Ultimately, this liquidation wave shows that there was meaningfully more execution risk investing in this market than many founders and investor partners originally considered. For instance, during conversations with certain investor clients between 2020 and late 2021, execution was regarded as a near certainty (note: other VRC clients did understand that this was likely not the case and had a more cautious outlook). Clients with the rosier outlooks at the time have since left the market.

These shifts in sentiment and performance have had a direct impact on our valuation inputs, as well. Our review scope includes all securities considered private or illiquid in this market, including Founder Shares, Private Placement Warrants, PIPE commitments, and De-SPAC shares still in lock-up.

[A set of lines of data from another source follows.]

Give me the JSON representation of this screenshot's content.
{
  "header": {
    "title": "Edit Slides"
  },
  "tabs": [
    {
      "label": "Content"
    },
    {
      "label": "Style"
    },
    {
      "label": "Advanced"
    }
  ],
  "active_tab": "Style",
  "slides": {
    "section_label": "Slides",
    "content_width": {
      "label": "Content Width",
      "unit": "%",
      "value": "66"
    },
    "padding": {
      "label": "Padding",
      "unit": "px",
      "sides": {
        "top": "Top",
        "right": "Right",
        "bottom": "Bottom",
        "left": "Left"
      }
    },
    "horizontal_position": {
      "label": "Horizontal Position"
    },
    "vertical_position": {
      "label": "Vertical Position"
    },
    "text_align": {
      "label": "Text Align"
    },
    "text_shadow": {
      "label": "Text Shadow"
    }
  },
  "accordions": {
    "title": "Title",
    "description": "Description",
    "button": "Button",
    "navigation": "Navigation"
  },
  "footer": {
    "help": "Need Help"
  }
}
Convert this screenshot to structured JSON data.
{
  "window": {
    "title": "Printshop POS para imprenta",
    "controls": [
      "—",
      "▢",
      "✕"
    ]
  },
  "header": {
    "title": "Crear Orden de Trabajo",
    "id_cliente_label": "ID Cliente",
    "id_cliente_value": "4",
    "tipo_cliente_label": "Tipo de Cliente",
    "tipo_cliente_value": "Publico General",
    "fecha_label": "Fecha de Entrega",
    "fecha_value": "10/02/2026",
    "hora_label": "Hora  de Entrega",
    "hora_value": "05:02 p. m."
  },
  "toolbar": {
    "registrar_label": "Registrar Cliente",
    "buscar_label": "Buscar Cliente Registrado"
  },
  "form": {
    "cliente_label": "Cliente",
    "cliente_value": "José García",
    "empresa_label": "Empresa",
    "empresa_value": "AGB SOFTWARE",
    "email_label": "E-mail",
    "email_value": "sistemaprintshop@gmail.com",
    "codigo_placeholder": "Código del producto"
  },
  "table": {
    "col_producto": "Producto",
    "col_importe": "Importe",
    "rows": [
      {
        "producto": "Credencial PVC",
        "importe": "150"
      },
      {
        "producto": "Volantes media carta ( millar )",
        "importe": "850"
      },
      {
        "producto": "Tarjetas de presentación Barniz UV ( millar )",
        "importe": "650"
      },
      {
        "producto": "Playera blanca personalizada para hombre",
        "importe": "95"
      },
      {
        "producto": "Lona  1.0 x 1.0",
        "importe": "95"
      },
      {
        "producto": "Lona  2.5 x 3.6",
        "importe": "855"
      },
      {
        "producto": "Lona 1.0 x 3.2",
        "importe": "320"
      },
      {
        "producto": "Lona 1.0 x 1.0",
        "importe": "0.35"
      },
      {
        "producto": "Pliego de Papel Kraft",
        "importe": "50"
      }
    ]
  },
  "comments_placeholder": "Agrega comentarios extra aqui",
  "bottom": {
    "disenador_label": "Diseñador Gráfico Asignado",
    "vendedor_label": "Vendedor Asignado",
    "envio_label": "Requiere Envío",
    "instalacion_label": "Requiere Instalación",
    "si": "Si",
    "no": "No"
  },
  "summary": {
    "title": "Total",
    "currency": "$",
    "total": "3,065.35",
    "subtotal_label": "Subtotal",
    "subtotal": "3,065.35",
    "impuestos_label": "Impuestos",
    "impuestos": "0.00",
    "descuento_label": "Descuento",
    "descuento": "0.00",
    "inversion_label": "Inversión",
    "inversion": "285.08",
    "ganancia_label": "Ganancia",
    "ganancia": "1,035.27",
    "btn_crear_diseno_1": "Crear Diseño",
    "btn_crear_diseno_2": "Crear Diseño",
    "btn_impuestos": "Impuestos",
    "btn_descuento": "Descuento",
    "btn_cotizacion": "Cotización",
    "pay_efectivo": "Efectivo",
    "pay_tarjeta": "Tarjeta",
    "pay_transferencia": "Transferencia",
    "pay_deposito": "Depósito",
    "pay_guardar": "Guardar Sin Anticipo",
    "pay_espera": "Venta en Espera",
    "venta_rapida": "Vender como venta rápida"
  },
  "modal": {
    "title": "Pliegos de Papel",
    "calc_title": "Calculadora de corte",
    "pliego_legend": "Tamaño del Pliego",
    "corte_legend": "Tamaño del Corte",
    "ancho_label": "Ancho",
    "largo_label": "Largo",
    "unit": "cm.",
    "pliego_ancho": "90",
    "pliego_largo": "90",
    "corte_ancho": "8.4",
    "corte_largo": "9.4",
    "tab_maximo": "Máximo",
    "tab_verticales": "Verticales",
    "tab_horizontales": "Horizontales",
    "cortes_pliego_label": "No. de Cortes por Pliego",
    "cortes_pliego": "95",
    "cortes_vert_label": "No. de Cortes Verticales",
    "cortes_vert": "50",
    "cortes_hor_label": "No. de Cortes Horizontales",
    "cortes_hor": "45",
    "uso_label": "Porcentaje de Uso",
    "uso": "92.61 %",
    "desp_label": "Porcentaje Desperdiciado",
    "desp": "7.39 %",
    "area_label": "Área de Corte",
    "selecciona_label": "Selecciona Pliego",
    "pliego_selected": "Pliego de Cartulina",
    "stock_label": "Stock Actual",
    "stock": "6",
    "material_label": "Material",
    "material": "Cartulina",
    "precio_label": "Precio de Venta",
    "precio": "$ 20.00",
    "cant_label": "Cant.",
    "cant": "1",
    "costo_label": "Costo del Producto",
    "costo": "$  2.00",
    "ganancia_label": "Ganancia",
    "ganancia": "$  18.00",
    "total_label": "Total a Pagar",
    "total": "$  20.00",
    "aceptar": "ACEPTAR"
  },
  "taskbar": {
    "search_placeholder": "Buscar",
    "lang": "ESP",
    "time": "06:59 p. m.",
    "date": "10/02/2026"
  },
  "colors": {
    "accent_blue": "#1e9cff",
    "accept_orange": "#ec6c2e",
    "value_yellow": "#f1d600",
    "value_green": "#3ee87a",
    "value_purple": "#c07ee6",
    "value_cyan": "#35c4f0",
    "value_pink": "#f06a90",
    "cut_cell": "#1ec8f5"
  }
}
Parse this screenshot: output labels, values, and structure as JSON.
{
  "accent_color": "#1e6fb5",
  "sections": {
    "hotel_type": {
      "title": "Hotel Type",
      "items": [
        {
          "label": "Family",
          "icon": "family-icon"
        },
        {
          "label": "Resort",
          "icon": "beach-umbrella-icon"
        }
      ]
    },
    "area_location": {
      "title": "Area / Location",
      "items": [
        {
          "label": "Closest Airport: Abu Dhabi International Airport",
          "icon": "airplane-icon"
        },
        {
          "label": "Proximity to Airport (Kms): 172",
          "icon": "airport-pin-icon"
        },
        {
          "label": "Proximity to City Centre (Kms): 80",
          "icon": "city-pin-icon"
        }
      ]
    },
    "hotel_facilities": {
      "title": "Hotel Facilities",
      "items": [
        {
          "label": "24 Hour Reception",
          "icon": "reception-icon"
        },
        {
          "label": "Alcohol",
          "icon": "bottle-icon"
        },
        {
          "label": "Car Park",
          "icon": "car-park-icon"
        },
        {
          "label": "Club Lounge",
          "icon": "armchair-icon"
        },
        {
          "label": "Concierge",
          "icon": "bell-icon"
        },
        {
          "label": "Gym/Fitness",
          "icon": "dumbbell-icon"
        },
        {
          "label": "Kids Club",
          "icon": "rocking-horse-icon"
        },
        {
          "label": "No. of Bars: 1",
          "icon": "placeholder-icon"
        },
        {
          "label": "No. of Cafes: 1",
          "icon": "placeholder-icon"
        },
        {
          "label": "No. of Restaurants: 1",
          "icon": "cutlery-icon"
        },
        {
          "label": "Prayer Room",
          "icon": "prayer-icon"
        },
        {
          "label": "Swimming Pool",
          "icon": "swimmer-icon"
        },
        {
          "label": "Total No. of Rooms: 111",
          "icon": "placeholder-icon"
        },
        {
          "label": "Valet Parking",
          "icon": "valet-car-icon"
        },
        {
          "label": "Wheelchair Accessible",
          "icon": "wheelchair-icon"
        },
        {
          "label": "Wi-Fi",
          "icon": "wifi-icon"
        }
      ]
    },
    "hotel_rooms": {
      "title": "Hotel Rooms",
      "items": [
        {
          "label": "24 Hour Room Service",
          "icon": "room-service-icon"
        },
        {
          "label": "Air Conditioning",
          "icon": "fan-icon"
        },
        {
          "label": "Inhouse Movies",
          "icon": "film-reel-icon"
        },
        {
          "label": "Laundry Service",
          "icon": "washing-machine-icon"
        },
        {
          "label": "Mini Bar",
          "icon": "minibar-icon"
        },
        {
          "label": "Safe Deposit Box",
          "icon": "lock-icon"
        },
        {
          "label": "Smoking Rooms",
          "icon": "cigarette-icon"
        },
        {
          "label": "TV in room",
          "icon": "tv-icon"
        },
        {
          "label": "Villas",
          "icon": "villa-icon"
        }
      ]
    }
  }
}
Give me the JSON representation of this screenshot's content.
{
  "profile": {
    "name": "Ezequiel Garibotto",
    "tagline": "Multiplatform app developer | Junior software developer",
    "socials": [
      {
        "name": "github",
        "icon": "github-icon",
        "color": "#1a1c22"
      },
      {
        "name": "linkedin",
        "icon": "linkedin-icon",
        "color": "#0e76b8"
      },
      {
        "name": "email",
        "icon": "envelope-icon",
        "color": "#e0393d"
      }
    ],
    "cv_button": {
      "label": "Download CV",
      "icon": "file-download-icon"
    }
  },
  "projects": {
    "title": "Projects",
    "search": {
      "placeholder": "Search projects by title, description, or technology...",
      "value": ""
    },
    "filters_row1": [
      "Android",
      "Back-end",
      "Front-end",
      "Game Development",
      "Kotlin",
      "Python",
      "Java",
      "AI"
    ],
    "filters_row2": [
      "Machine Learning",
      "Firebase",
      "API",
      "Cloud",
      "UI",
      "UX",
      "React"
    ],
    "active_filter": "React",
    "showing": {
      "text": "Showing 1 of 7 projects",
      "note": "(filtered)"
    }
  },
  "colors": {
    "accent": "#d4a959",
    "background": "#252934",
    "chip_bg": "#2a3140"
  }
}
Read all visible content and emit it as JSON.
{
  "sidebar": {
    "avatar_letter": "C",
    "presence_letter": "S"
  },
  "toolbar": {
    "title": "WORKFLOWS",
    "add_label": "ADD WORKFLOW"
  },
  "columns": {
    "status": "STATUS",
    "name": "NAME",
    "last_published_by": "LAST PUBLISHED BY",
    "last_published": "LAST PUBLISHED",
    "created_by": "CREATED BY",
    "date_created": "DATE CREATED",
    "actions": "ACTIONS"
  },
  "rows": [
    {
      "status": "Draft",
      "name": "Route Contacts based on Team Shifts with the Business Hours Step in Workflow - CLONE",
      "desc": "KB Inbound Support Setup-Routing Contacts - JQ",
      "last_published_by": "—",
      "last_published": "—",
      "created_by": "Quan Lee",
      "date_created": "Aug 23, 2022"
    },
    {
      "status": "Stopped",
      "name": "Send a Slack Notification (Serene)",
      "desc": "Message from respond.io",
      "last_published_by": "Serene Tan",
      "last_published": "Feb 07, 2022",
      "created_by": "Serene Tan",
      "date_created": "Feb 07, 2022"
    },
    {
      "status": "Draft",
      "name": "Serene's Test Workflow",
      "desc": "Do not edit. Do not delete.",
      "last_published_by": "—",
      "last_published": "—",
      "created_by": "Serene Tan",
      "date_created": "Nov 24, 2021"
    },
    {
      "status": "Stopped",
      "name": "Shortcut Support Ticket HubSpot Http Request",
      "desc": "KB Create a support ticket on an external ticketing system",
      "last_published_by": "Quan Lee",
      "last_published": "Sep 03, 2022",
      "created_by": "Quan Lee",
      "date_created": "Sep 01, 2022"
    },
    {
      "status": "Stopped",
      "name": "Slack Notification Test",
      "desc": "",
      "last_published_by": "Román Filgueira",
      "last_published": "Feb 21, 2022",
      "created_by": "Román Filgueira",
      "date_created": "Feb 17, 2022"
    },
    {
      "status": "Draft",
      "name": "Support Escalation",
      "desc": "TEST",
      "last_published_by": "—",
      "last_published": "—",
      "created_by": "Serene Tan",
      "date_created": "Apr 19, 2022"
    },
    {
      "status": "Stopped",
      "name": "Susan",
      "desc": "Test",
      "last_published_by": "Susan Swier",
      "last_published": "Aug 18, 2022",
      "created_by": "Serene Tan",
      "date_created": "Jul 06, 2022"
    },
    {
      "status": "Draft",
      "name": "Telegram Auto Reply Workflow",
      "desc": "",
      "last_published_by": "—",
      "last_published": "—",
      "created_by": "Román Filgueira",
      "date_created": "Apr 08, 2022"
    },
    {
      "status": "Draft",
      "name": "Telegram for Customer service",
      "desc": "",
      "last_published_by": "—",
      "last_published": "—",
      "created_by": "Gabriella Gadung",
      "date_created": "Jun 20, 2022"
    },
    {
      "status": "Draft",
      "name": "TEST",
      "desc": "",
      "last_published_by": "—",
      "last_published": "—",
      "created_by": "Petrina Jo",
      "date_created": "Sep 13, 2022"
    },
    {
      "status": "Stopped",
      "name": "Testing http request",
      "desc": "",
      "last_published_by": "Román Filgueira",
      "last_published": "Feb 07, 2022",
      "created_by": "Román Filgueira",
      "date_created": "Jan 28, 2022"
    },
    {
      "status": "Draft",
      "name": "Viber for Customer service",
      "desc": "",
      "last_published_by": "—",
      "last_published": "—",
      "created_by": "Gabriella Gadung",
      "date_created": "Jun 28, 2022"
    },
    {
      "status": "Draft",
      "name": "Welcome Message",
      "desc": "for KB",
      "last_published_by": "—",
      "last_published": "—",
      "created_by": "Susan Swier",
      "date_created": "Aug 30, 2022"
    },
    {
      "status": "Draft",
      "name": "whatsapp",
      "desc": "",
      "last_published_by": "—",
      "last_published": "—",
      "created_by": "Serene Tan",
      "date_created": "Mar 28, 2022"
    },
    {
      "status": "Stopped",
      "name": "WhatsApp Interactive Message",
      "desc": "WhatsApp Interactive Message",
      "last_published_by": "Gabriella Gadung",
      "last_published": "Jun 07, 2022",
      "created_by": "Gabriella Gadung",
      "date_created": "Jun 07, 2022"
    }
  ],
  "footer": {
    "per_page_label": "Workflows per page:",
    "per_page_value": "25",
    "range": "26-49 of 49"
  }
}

Relative to earlier in the SPAC cycle, we now assume a lower likelihood of deal likelihood from the start (pre-target announcement), and we assign a less meaningful increase in deal likelihood following a target’s announcement (where previously we would assume up to a 95% likelihood of close following announcement, we now shift to lower to a ~65% expectation, reflecting recent higher combination failure rates).

Generally, while the potential rewards were always relatively high, the apparent increase in execution risk to capital for Founder Share investors and Private Placement Warrant purchasers now merits a higher return requirement than previously assumed. This is especially true in the context of weak De-SPAC performance for deals that do close.